Insurers Exclude AI Liability, New Market Emerges

Major commercial insurers are carving artificial intelligence risks out of standard policies, creating coverage gaps and a specialist market, reporting by PYMNTS shows. PYMNTS cites The Information that state regulators approved more than 80% of carriers' requests to exclude AI-related damages from general liability policies. PYMNTS also reports that the Insurance Services Office (ISO) introduced two optional endorsements that carriers are using; those endorsements, PYMNTS writes, cover bodily injury, property damage and personal and advertising injury tied to generative AI outputs including defamatory content and intellectual property infringement. PYMNTS cites Policyholder Pulse in reporting that some carriers, including Berkley, have implemented absolute AI exclusions across directors-and-officers, errors-and-omissions and fiduciary-liability lines. PYMNTS further reports that ISO forms underpin roughly 82% of U.S. property-and-casualty policies, suggesting rapid adoption at renewals. Editorial analysis: This reallocation of insurable risk shifts legal and operational exposure for companies deploying generative AI and opens opportunity for specialist insurers and startups to offer tailored AI-liability products.
What happened
PYMNTS reports that several major insurers have sought and obtained regulatory approval to exclude AI-related damages from standard corporate policies. PYMNTS cites The Information in saying state regulators approved more than 80% of those exclusion requests, with Florida, Connecticut and Maryland approving the highest numbers. PYMNTS reports that the Insurance Services Office (ISO) introduced two optional endorsements covering AI-related harms. PYMNTS says the endorsements address bodily injury, property damage and personal and advertising injury tied to generative AI outputs, including defamatory content, intellectual property infringement and physical damages traceable to AI errors. PYMNTS cites Policyholder Pulse in reporting that some carriers, including Berkley, have implemented absolute AI exclusions in lines such as directors-and-officers, errors-and-omissions and fiduciary liability. PYMNTS also reports that ISO forms underpin roughly 82% of U.S. property-and-casualty policies and that many carriers are expected to attach endorsements at renewal.
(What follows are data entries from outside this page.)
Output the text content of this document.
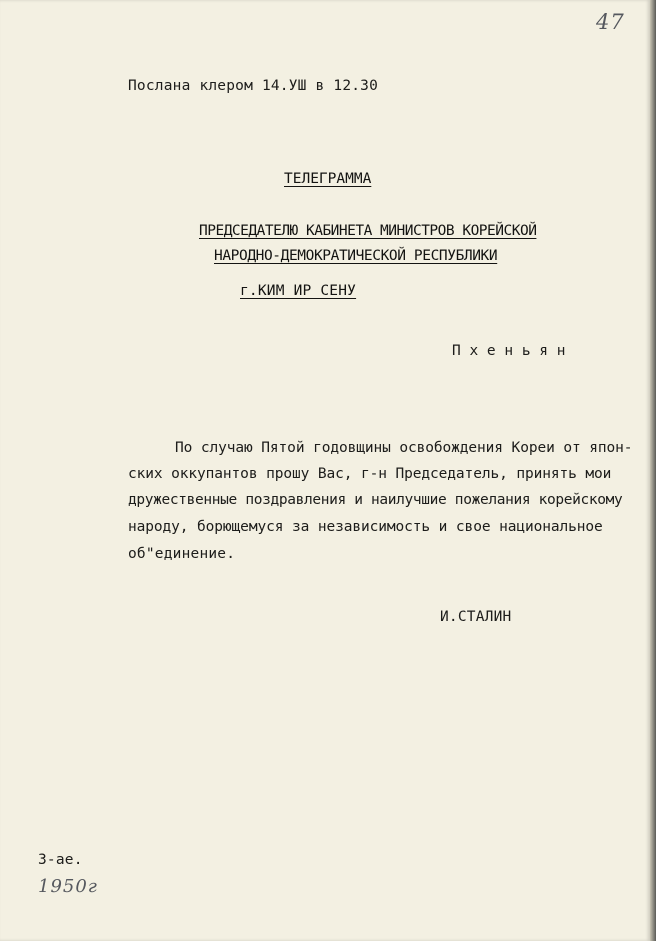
47
Послана клером 14.УШ в 12.30
ТЕЛЕГРАММА
ПРЕДСЕДАТЕЛЮ КАБИНЕТА МИНИСТРОВ КОРЕЙСКОЙ
НАРОДНО-ДЕМОКРАТИЧЕСКОЙ РЕСПУБЛИКИ
г.КИМ ИР СЕНУ
П х е н ь я н
По случаю Пятой годовщины освобождения Кореи от япон-
ских оккупантов прошу Вас, г-н Председатель, принять мои
дружественные поздравления и наилучшие пожелания корейскому
народу, борющемуся за независимость и свое национальное
об"единение.
И.СТАЛИН
3-ае.
1950г
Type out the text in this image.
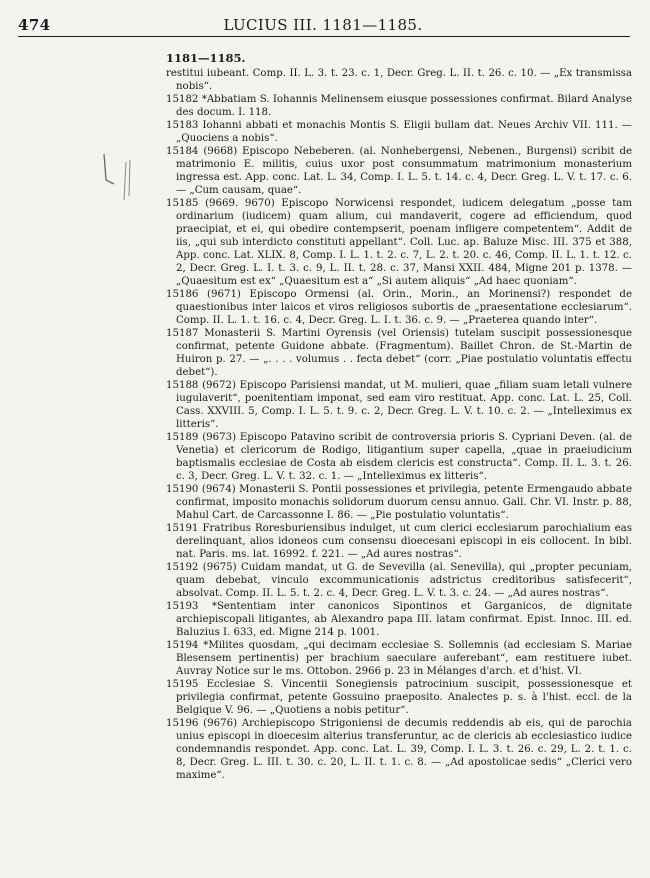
474	LUCIUS III. 1181—1185.
1181—1185.
restitui iubeant. Comp. II. L. 3. t. 23. c. 1, Decr. Greg. L. II. t. 26. c. 10. — „Ex transmissa nobis“.
15182 *Abbatiam S. Iohannis Melinensem eiusque possessiones confirmat. Bilard Analyse des docum. I. 118.
15183 Iohanni abbati et monachis Montis S. Eligii bullam dat. Neues Archiv VII. 111. — „Quociens a nobis“.
15184 (9668) Episcopo Nebeberen. (al. Nonhebergensi, Nebenen., Burgensi) scribit de matrimonio E. militis, cuius uxor post consummatum matrimonium monasterium ingressa est. App. conc. Lat. L. 34, Comp. I. L. 5. t. 14. c. 4, Decr. Greg. L. V. t. 17. c. 6. — „Cum causam, quae“.
15185 (9669. 9670) Episcopo Norwicensi respondet, iudicem delegatum „posse tam ordinarium (iudicem) quam alium, cui mandaverit, cogere ad efficiendum, quod praecipiat, et ei, qui obedire contempserit, poenam infligere competentem“. Addit de iis, „qui sub interdicto constituti appellant“. Coll. Luc. ap. Baluze Misc. III. 375 et 388, App. conc. Lat. XLIX. 8, Comp. I. L. 1. t. 2. c. 7, L. 2. t. 20. c. 46, Comp. II. L. 1. t. 12. c. 2, Decr. Greg. L. I. t. 3. c. 9, L. II. t. 28. c. 37, Mansi XXII. 484, Migne 201 p. 1378. — „Quaesitum est ex“ „Quaesitum est a“ „Si autem aliquis“ „Ad haec quoniam“.
15186 (9671) Episcopo Ormensi (al. Orin., Morin., an Morinensi?) respondet de quaestionibus inter laicos et viros religiosos subortis de „praesentatione ecclesiarum“. Comp. II. L. 1. t. 16. c. 4, Decr. Greg. L. I. t. 36. c. 9. — „Praeterea quando inter“.
15187 Monasterii S. Martini Oyrensis (vel Oriensis) tutelam suscipit possessionesque confirmat, petente Guidone abbate. (Fragmentum). Baillet Chron. de St.-Martin de Huiron p. 27. — „. . . . volumus . . fecta debet“ (corr. „Piae postulatio voluntatis effectu debet“).
15188 (9672) Episcopo Parisiensi mandat, ut M. mulieri, quae „filiam suam letali vulnere iugulaverit“, poenitentiam imponat, sed eam viro restituat. App. conc. Lat. L. 25, Coll. Cass. XXVIII. 5, Comp. I. L. 5. t. 9. c. 2, Decr. Greg. L. V. t. 10. c. 2. — „Intelleximus ex litteris“.
15189 (9673) Episcopo Patavino scribit de controversia prioris S. Cypriani Deven. (al. de Venetia) et clericorum de Rodigo, litigantium super capella, „quae in praeiudicium baptismalis ecclesiae de Costa ab eisdem clericis est constructa“. Comp. II. L. 3. t. 26. c. 3, Decr. Greg. L. V. t. 32. c. 1. — „Intelleximus ex litteris“.
15190 (9674) Monasterii S. Pontii possessiones et privilegia, petente Ermengaudo abbate confirmat, imposito monachis solidorum duorum censu annuo. Gall. Chr. VI. Instr. p. 88, Mahul Cart. de Carcassonne I. 86. — „Pie postulatio voluntatis“.
15191 Fratribus Roresburiensibus indulget, ut cum clerici ecclesiarum parochialium eas derelinquant, alios idoneos cum consensu dioecesani episcopi in eis collocent. In bibl. nat. Paris. ms. lat. 16992. f. 221. — „Ad aures nostras“.
15192 (9675) Cuidam mandat, ut G. de Sevevilla (al. Senevilla), qui „propter pecuniam, quam debebat, vinculo excommunicationis adstrictus creditoribus satisfecerit“, absolvat. Comp. II. L. 5. t. 2. c. 4, Decr. Greg. L. V. t. 3. c. 24. — „Ad aures nostras“.
15193 *Sententiam inter canonicos Sipontinos et Garganicos, de dignitate archiepiscopali litigantes, ab Alexandro papa III. latam confirmat. Epist. Innoc. III. ed. Baluzius I. 633, ed. Migne 214 p. 1001.
15194 *Milites quosdam, „qui decimam ecclesiae S. Sollemnis (ad ecclesiam S. Mariae Blesensem pertinentis) per brachium saeculare auferebant“, eam restituere iubet. Auvray Notice sur le ms. Ottobon. 2966 p. 23 in Mélanges d'arch. et d'hist. VI.
15195 Ecclesiae S. Vincentii Sonegiensis patrocinium suscipit, possessionesque et privilegia confirmat, petente Gossuino praeposito. Analectes p. s. à l'hist. eccl. de la Belgique V. 96. — „Quotiens a nobis petitur“.
15196 (9676) Archiepiscopo Strigoniensi de decumis reddendis ab eis, qui de parochia unius episcopi in dioecesim alterius transferuntur, ac de clericis ab ecclesiastico iudice condemnandis respondet. App. conc. Lat. L. 39, Comp. I. L. 3. t. 26. c. 29, L. 2. t. 1. c. 8, Decr. Greg. L. III. t. 30. c. 20, L. II. t. 1. c. 8. — „Ad apostolicae sedis“ „Clerici vero maxime“.
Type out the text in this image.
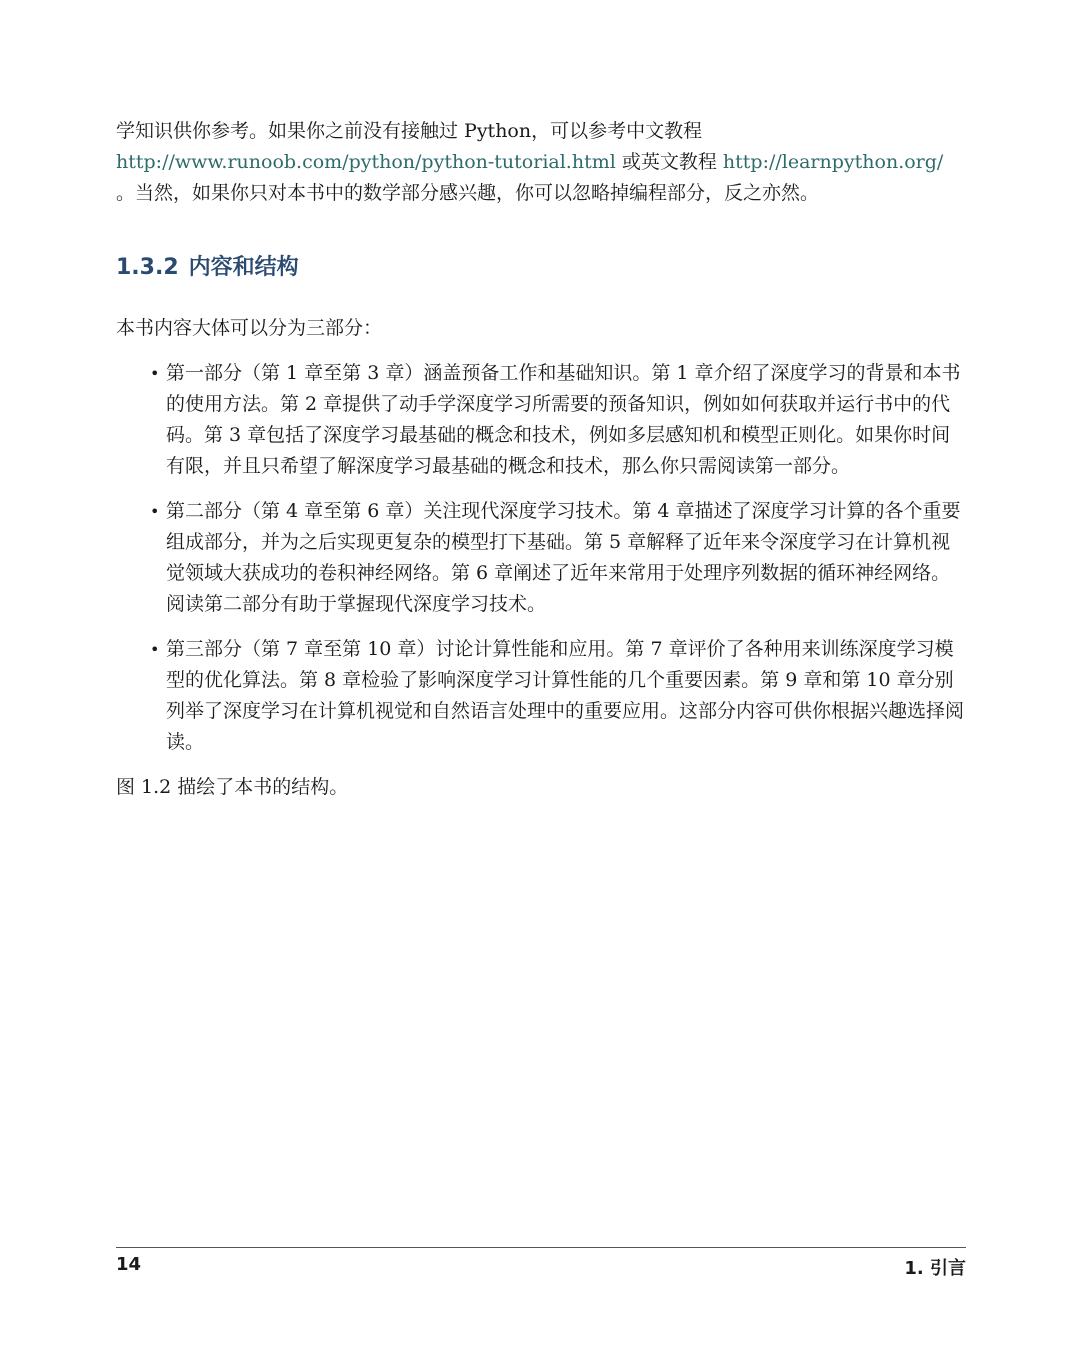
学知识供你参考。如果你之前没有接触过 Python，可以参考中文教程 http://www.runoob.com/python/python-tutorial.html 或英文教程 http://learnpython.org/ 。当然，如果你只对本书中的数学部分感兴趣，你可以忽略掉编程部分，反之亦然。

1.3.2 内容和结构

本书内容大体可以分为三部分：

• 第一部分（第 1 章至第 3 章）涵盖预备工作和基础知识。第 1 章介绍了深度学习的背景和本书的使用方法。第 2 章提供了动手学深度学习所需要的预备知识，例如如何获取并运行书中的代码。第 3 章包括了深度学习最基础的概念和技术，例如多层感知机和模型正则化。如果你时间有限，并且只希望了解深度学习最基础的概念和技术，那么你只需阅读第一部分。
• 第二部分（第 4 章至第 6 章）关注现代深度学习技术。第 4 章描述了深度学习计算的各个重要组成部分，并为之后实现更复杂的模型打下基础。第 5 章解释了近年来令深度学习在计算机视觉领域大获成功的卷积神经网络。第 6 章阐述了近年来常用于处理序列数据的循环神经网络。阅读第二部分有助于掌握现代深度学习技术。
• 第三部分（第 7 章至第 10 章）讨论计算性能和应用。第 7 章评价了各种用来训练深度学习模型的优化算法。第 8 章检验了影响深度学习计算性能的几个重要因素。第 9 章和第 10 章分别列举了深度学习在计算机视觉和自然语言处理中的重要应用。这部分内容可供你根据兴趣选择阅读。

图 1.2 描绘了本书的结构。

14	1. 引言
Editorial analysis - technical context
Industry-pattern observations: Risk transfer for AI-driven products depends on measurable failure modes, reproducible audit trails and legal attributions, not just model performance. Companies and underwriters often rely on logs, model provenance and incident reconstruction to assess causation. When standard policies exclude AI-caused harms, buyers seeking coverage typically require narrower, well-scoped contracts, stronger testing and clearer post-incident forensics. For practitioners, this increases the value of observability, model documentation and reproducible evaluation pipelines when negotiating third-party risk terms.
Context and significance
Industry context
Reporting frames these exclusions as a near-term market response to uncertainty about liability stemming from generative AI outputs and model training practices. The move shifts a portion of downstream legal and financial exposure away from mainstream carriers, which may accelerate entrants-insurtechs and specialty underwriters-offering bespoke AI-liability products. For enterprises using or integrating generative models, publicly available coverage terms will become a factor in vendor selection and risk management.
What to watch
For practitioners: monitor state-level regulatory filings and ISO adoption rates at renewal windows, disclosure language in standard policy forms, announcements from specialist insurers and any legislative or regulatory efforts that attempt to standardize AI liability definitions. Observers should also track whether market entrants tie premiums to concrete technical controls such as model provenance, adversarial testing and explainability metrics.
Scoring Rationale
The story matters to practitioners because it changes how companies can transfer legal and financial risk from AI deployments. Widespread insurer exclusions and rapid adoption of ISO endorsements create operational and procurement implications, while opening a market for specialist coverage.